Tuesday, January 3, 2012


DIRECTED BY: Steven Spielberg

Writing credits
Lee Hall Screen Play
Richard Curtis Screen Play
Michael Morpurgo Novel

Jeremy Irvine ... Albert Narracott
Peter Mullan ... Ted Narracott
Emily Watson ... Rose Narracott
Niels Arestrup ... Grandfather
David Thewlis ... Lyons
Tom Hiddleston ... Captain Nicholls
Benedict Cumberbatch ... Maj. Jamie Stewart
Celine Buckens ... Emilie
Toby Kebbell ... Geordie Soldier
Patrick Kennedy ... Lt. Charlier Waverly
Leonhard Carow ... Michael (as Leonard Carow)
David Kross ... Gunther
Matt Milne ... Andrew Easton
Robert Emms ... David Lyons
Eddie Marsan ... Sgt. Fry
Nicolas Bro ... Friedrich
Rainer Bock ... Brandt
Hinnerk Schönemann ... German Soldier in No Man's Land
Gary Lydon ... Si Easton
Geoff Bell ... Sgt. Sam Perkins
Liam Cunningham ... Army Doctor

The story begins with the birth of a colt and the animal's first steps. From the beginning, you can tell this is going to be one extraordinary horse. Albert Narracott witnesses the birth and you can tell there's a bond between young man and colt already.

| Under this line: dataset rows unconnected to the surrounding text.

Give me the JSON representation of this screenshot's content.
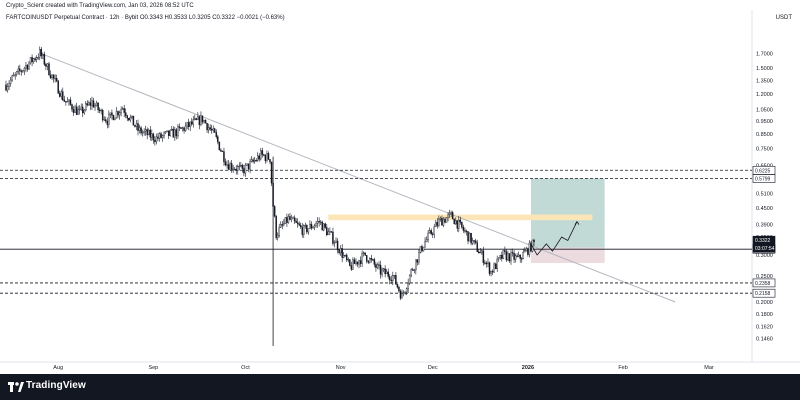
{
  "header": {
    "credit": "Crypto_Scient created with TradingView.com, Jan 03, 2026 08:52 UTC",
    "symbol_line": "FARTCOINUSDT Perpetual Contract · 12h · Bybit  O0.3343  H0.3533  L0.3205  C0.3322  −0.0021 (−0.63%)",
    "currency": "USDT"
  },
  "footer": {
    "brand": "TradingView"
  },
  "colors": {
    "background": "#ffffff",
    "candle": "#131722",
    "trendline": "#b2b5be",
    "dashed_level": "#131722",
    "target_zone": "#b7d3cf",
    "stop_zone": "#ead7dc",
    "resistance_band": "#fce6b8",
    "price_tag": "#131722",
    "footer_bg": "#131722"
  },
  "chart_data": {
    "type": "candlestick",
    "y_scale": "log",
    "y_tick_labels": [
      "1.7000",
      "1.5000",
      "1.3500",
      "1.2000",
      "1.0500",
      "0.9500",
      "0.8500",
      "0.7500",
      "0.6500",
      "0.5100",
      "0.4500",
      "0.3900",
      "0.3500",
      "0.3000",
      "0.2500",
      "0.2000",
      "0.1800",
      "0.1620",
      "0.1460"
    ],
    "x_tick_labels": [
      "Aug",
      "Sep",
      "Oct",
      "Nov",
      "Dec",
      "2026",
      "Feb",
      "Mar"
    ],
    "x_range": [
      "2025-07-15",
      "2026-03-15"
    ],
    "y_range": [
      0.13,
      2.05
    ],
    "last_price_label": "0.3322",
    "countdown_label": "03:07:54",
    "close_series": [
      {
        "date": "2025-07-15",
        "close": 1.3
      },
      {
        "date": "2025-07-22",
        "close": 1.55
      },
      {
        "date": "2025-07-26",
        "close": 1.71
      },
      {
        "date": "2025-07-30",
        "close": 1.4
      },
      {
        "date": "2025-08-03",
        "close": 1.14
      },
      {
        "date": "2025-08-08",
        "close": 1.02
      },
      {
        "date": "2025-08-12",
        "close": 1.12
      },
      {
        "date": "2025-08-17",
        "close": 0.96
      },
      {
        "date": "2025-08-22",
        "close": 1.07
      },
      {
        "date": "2025-08-27",
        "close": 0.88
      },
      {
        "date": "2025-09-02",
        "close": 0.82
      },
      {
        "date": "2025-09-08",
        "close": 0.86
      },
      {
        "date": "2025-09-13",
        "close": 0.92
      },
      {
        "date": "2025-09-17",
        "close": 0.97
      },
      {
        "date": "2025-09-21",
        "close": 0.84
      },
      {
        "date": "2025-09-25",
        "close": 0.66
      },
      {
        "date": "2025-09-30",
        "close": 0.62
      },
      {
        "date": "2025-10-03",
        "close": 0.66
      },
      {
        "date": "2025-10-06",
        "close": 0.71
      },
      {
        "date": "2025-10-09",
        "close": 0.69
      },
      {
        "date": "2025-10-10",
        "close": 0.46
      },
      {
        "date": "2025-10-11",
        "close": 0.36
      },
      {
        "date": "2025-10-15",
        "close": 0.41
      },
      {
        "date": "2025-10-20",
        "close": 0.37
      },
      {
        "date": "2025-10-25",
        "close": 0.4
      },
      {
        "date": "2025-10-30",
        "close": 0.34
      },
      {
        "date": "2025-11-04",
        "close": 0.27
      },
      {
        "date": "2025-11-09",
        "close": 0.3
      },
      {
        "date": "2025-11-14",
        "close": 0.26
      },
      {
        "date": "2025-11-18",
        "close": 0.25
      },
      {
        "date": "2025-11-21",
        "close": 0.21
      },
      {
        "date": "2025-11-24",
        "close": 0.26
      },
      {
        "date": "2025-11-28",
        "close": 0.33
      },
      {
        "date": "2025-12-03",
        "close": 0.4
      },
      {
        "date": "2025-12-07",
        "close": 0.42
      },
      {
        "date": "2025-12-12",
        "close": 0.36
      },
      {
        "date": "2025-12-17",
        "close": 0.3
      },
      {
        "date": "2025-12-20",
        "close": 0.26
      },
      {
        "date": "2025-12-24",
        "close": 0.3
      },
      {
        "date": "2025-12-29",
        "close": 0.29
      },
      {
        "date": "2026-01-03",
        "close": 0.3322
      }
    ],
    "horizontal_levels": [
      {
        "price": 0.6225,
        "label": "0.6225",
        "style": "dashed"
      },
      {
        "price": 0.5799,
        "label": "0.5799",
        "style": "dashed"
      },
      {
        "price": 0.3153,
        "label": "0.3153",
        "style": "solid"
      },
      {
        "price": 0.2358,
        "label": "0.2358",
        "style": "dashed"
      },
      {
        "price": 0.2158,
        "label": "0.2158",
        "style": "dashed"
      }
    ],
    "trendline": {
      "from": {
        "date": "2025-07-26",
        "price": 1.71
      },
      "to": {
        "date": "2026-02-18",
        "price": 0.2
      }
    },
    "resistance_band": {
      "from_date": "2025-10-28",
      "to_date": "2026-01-22",
      "low": 0.405,
      "high": 0.425
    },
    "position": {
      "from_date": "2026-01-02",
      "to_date": "2026-01-26",
      "entry": 0.32,
      "target": 0.58,
      "stop": 0.28
    },
    "projected_path": [
      {
        "date": "2026-01-02",
        "price": 0.33
      },
      {
        "date": "2026-01-04",
        "price": 0.3
      },
      {
        "date": "2026-01-07",
        "price": 0.33
      },
      {
        "date": "2026-01-09",
        "price": 0.31
      },
      {
        "date": "2026-01-12",
        "price": 0.35
      },
      {
        "date": "2026-01-14",
        "price": 0.34
      },
      {
        "date": "2026-01-17",
        "price": 0.4
      }
    ]
  }
}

Then, we move to the farm auction. Ted Narracott's there to buy a plough horse. He's got a beautiful Shire to pick from, but there's the colt. Narracott literally bets the farm when he offers thirty pounds for the horse. That's his rent and his landlord, who he is betting against, well knows it. But he's certain the horse will take to the plow.

If it weren't for his son, Albert, that wouldn't be so. Albert trains the colt to take a plow and against all odds, they plow a bit of stony ground and get turnips planted. All would be well except for two things: war erupts and rain destroys the crop.

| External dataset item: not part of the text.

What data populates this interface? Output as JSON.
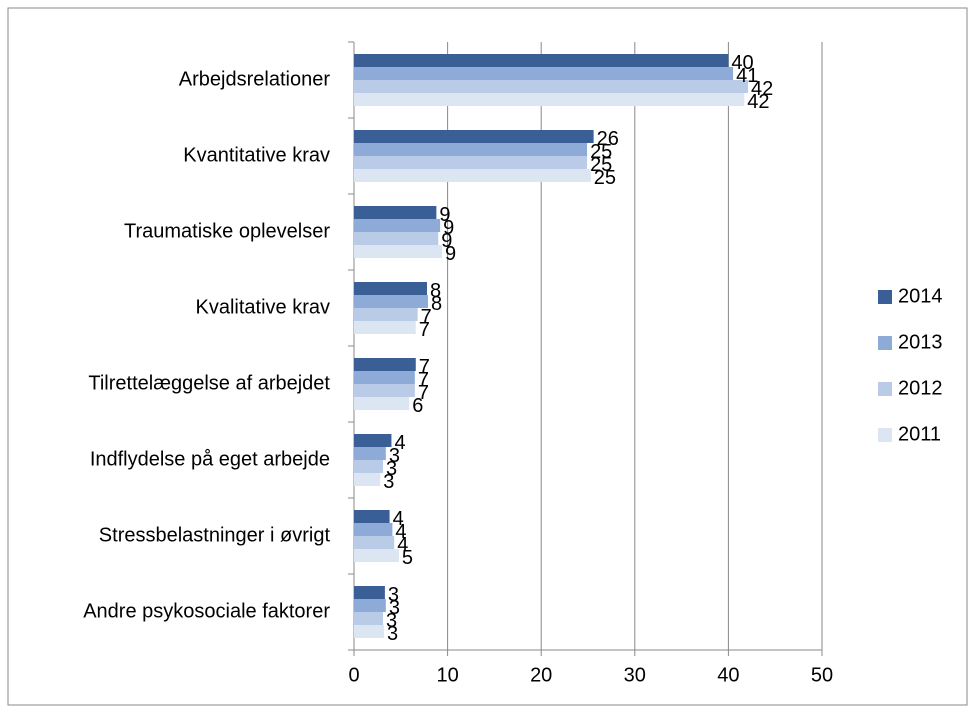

English calvarymen are in town looking for mounts and unbeknowst to young Albert, Ted Narracott sells the colt to a young captain. Albert shows up just in time to say goodby and the officer tells him the money is only a lease--he'll return the horse to Albert after the war is over.

Then Albert receives the letter. The Captain's dead and the horse is missing, presumed dead. Despite being too young, he enlists and sets out to find the horse.

War Horse in no way depicts the glory of the fight. World War I was hideous and bloody. Men fought in trenches where they died often as not from the poor conditions as the battles itself. And the situation was no better for the horse, who'd been conscripted into the German army. This is not the clean and honorable battles fought in the war films of my childhood, this is real war: loud, ugly, and senseless.

SPOILER: For those of you who were traumatized by Black Beauty, the War Horse does not die in the film; however, plenty of other horses DO die and if Black Beauty broke your heart, this film will rend it into pieces. It's an extraordinary film and one of the two best I've seen this year--Sherlock Holmes: A Game of Shadows was the other, but do not watch it if painful images disturb you. Unlike Sherlock Holmes, I will probably not purchase this DVD because I doubt I have it within myself to see it again.